Le réalisateur de film sait que sous la surface de son scénario, il y a un sous-texte, un agenda d'intentions, de sentiments et d'événements intérieurs. Ce qui semble se passer, il l'apprend vite, est rarement ce qui se passe. Ce sous-texte est l'un des outils les plus précieux du réalisateur de film. C'est ce qu'il met en scène. (...)

J'ai appris à diriger au théâtre, et cette empreinte est toujours présente. Mais à ce sujet, permettez-moi d'être plus précis sur certains points. L'essence de la méthode de Stanislavski, et l'intérêt fondamental qu'elle avait pour nous (Kazan était membre du "Group theater" dans les années 30, groupe de comédiens dirigé par Harold Clurman, importateur aux US des méthodes de Stanislavski), dans la façon dont nous l'avons apprise en tant qu'étudiants et dont nous l'avons utilisée par la suite, résidait dans l'action. Autrement dit, lorsque quelqu'un ressentait ou vivait quelque chose, notre sentiment - et notre théorie - était que cette émotion ne deviendrait jamais propre au théâtre à moins d'être exprimée comme un besoin, une faim. Et c'est de ce besoin, de cette faim, qu'une action précise jaillissait incarnée comme expression de cette faim. La pièce devenait une série de progressions, chacune consistant en ce qu'une personne faisait quelque chose en réponse à un désir spécifique. Nous insistions sur le mot "désir", et nous mettions tout en œuvre pour mettre en avant le mot "faire". En résumé : Faire. Désirer. Faire.

 
Brando dirigé par Kazan dans "Sur les quais"
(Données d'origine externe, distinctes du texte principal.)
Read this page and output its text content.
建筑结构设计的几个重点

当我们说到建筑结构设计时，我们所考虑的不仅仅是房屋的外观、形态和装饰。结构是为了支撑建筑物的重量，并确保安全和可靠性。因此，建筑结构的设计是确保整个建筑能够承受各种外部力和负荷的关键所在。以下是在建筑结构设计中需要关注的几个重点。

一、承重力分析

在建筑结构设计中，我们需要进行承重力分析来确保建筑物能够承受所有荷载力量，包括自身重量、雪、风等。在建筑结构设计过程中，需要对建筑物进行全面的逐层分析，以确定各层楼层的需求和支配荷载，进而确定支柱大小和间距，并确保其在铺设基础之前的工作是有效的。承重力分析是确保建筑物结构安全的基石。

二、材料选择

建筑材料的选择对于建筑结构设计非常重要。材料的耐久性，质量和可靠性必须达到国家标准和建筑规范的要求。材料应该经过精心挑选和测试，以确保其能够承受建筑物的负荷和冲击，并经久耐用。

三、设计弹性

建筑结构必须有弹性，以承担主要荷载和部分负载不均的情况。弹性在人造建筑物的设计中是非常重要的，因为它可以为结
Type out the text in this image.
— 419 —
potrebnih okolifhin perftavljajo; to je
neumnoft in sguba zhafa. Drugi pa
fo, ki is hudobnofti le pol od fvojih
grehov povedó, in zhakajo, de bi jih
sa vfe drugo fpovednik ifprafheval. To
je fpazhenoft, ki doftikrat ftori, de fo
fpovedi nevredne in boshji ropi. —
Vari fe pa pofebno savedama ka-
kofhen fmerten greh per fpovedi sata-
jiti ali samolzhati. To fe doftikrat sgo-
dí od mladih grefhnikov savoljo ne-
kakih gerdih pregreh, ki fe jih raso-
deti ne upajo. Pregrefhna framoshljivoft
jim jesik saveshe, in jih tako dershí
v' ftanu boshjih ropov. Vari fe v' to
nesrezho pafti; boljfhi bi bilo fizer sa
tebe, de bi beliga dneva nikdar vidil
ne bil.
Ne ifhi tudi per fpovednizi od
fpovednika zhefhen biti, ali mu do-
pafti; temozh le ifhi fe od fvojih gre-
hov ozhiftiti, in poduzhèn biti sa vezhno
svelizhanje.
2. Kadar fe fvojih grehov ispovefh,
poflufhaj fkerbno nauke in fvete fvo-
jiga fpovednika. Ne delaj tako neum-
J'insiste énormément sur ce que la personne veut et pourquoi elle le veut. Ce qui rend le désir significatif pour elle. Je n'aborde pas la manière dont elle y parvient avant de la voir le désirer. Et ensuite, je clarifie les circonstances dans lesquelles elle se comporte ; ce qui se passe avant, et ainsi de suite. Ensuite, j'essaie de trouver le comportement physique, sans préconception de ma part si possible, mais à partir de ce que l'acteur fait pour atteindre son objectif dans les circonstances données.  

Kazan et Arthur Miller

En bonus, voici quelques conseils d'écriture de Kazan :  

Le sujet de l'écriture pour le théâtre ou l'écran défie les règles simplistes. La meilleure règle pour l'écriture de scénarios et de pièces m'a été donnée par John Howard Lawson, autrefois un ami. C'est simple : unité à partir du climax. Tout devrait converger vers le point culminant. 

Mais tout ce que je sais sur la préparation de scénarios m'incite à ne pas établir de règles, même s'il y a des indications, des outils du métier, qui m'ont été utiles. L'un d'entre eux est "Ayez votre personnage central dans chaque scène". C'est une façon d'assurer l'unité de l'œuvre et de maintenir la clarté de la focalisation. 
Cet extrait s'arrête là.